I tre magistrati formavano il collegio della IV sezione Penale che giudicò gli ex ufficiali dei carabinieri Mori e Obinu, accusati di favoreggiamento al boss ma che vennero assolti. Nell’articolo oggetto della decisione, datato 16 ottobre 2013, Travaglio scrisse: “Ora abbiamo la cluster sentenza che non si limita a incenerire le accuse del processo in cui è stata emessa ma, già che c’è, si porta avanti e fulmina anche altri processi, possibilmente scomodi per il potere”. Il riferimento del direttore del Fatto Quotidiano è al processo sulla presunta trattativa Stato-mafia, tutt’ora in corso a Palermo.

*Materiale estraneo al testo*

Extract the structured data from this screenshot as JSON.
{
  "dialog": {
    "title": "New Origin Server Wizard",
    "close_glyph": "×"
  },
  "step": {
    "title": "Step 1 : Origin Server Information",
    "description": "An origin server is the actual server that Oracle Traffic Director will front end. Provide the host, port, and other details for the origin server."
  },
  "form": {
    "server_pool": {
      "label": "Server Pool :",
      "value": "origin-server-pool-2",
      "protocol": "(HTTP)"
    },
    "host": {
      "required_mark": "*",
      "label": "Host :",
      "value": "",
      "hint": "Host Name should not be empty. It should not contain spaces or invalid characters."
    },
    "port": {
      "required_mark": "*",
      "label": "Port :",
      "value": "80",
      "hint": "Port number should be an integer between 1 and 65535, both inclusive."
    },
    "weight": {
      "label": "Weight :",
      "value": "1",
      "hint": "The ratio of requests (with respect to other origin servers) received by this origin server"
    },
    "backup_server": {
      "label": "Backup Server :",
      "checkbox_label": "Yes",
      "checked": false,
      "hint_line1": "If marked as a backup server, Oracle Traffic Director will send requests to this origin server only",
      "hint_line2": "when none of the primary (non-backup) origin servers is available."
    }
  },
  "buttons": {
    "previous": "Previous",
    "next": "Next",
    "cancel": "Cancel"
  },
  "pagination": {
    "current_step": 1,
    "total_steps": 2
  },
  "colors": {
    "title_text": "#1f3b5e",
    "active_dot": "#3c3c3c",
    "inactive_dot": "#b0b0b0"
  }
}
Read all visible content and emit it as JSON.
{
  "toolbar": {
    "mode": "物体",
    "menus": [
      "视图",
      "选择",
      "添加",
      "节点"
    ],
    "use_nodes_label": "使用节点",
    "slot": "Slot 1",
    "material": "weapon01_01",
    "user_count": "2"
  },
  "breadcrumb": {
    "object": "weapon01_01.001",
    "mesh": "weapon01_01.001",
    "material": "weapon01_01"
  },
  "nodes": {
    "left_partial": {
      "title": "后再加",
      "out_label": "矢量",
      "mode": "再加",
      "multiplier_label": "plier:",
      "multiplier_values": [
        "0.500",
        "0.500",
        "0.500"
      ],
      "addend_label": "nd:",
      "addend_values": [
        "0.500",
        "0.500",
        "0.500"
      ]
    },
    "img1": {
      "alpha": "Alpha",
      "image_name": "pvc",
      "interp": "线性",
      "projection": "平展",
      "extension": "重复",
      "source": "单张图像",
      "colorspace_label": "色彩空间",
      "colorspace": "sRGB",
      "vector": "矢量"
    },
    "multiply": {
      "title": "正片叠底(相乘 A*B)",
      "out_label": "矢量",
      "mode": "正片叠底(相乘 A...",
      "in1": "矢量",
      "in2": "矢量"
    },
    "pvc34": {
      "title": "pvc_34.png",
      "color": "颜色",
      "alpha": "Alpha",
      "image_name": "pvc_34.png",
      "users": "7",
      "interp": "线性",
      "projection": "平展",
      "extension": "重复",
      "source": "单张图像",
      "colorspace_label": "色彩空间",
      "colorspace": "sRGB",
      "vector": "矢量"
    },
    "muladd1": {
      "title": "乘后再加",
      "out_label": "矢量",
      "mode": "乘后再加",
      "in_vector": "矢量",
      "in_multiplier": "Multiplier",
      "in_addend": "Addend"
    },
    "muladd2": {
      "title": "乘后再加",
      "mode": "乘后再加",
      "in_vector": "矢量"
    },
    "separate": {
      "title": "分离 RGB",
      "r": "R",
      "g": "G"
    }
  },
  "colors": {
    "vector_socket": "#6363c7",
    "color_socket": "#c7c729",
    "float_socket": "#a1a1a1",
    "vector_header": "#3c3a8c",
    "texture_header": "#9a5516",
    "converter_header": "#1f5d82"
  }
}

A quel punto Travaglio attaccò i tre magistrati:

La grande innovazione si deve ai tre giudici della IV sezione del Tribunale di Palermo che l’altroieri hanno depositato le motivazioni dell’assoluzione del generale Mario Mori e del colonnello Mauro Obinu, imputati di favoreggiamento mafioso per non aver catturato nel 1995 Bernardo Provenzano pur avendolo sotto il naso in una masseria di Mezzojuso, secondo le dettagliate indicazioni del boss confidente Luigi Ilardo, poi naturalmente ucciso. L’innovazione è foriera di effetti benefici per lo snellimento dei processi: con la pratica formula Dash “prendi tre e paghi uno”, i giudici di un processo ne celebrano pure altri due, risparmiando la fatica ai loro colleghi impegnati in quelli. Nel nostro caso, i valenti magistrati che hanno assolto Mori e Obinu hanno deciso che è ormai inutile celebrare il Borsellino-quater a Caltanissetta sulla morte del giudice e della sua scorta in via D’Amelio, e anche il processo sulla trattativa Stato-mafia, appena iniziato dinanzi alla Corte d’Assise di Palermo. Dunque è oltremodo superfluo ascoltarvi Napolitano (citato in entrambi) e gli altri testimoni eccellenti indicati dalle rispettive Procure.

Travaglio in quell’articolo parlò ancora della sentenza: “Poi finalmente, a pagina 846, i cluster giudici si ricordano dei loro imputati, cioè Mori e Obinu. E scrivono che sì, in effetti, evitare di catturare Provenzano due anni dopo aver evitato di perquisire il covo di Riina non fu una bella cosa. Anzi, fu una ‘scelta operativa discutibile’, in cui ‘non mancano aspetti opachi’. Una ‘condotta attendista’ che sarebbe ‘sufficiente a configurare in termini oggettivi il reato di favoreggiamento’. Ma – e qui casca l’asino – non in termini soggettivi, perché ‘non è adeguatamente provato’ che Mori l’abbia fatto ‘per salvaguardarne la latitanza’.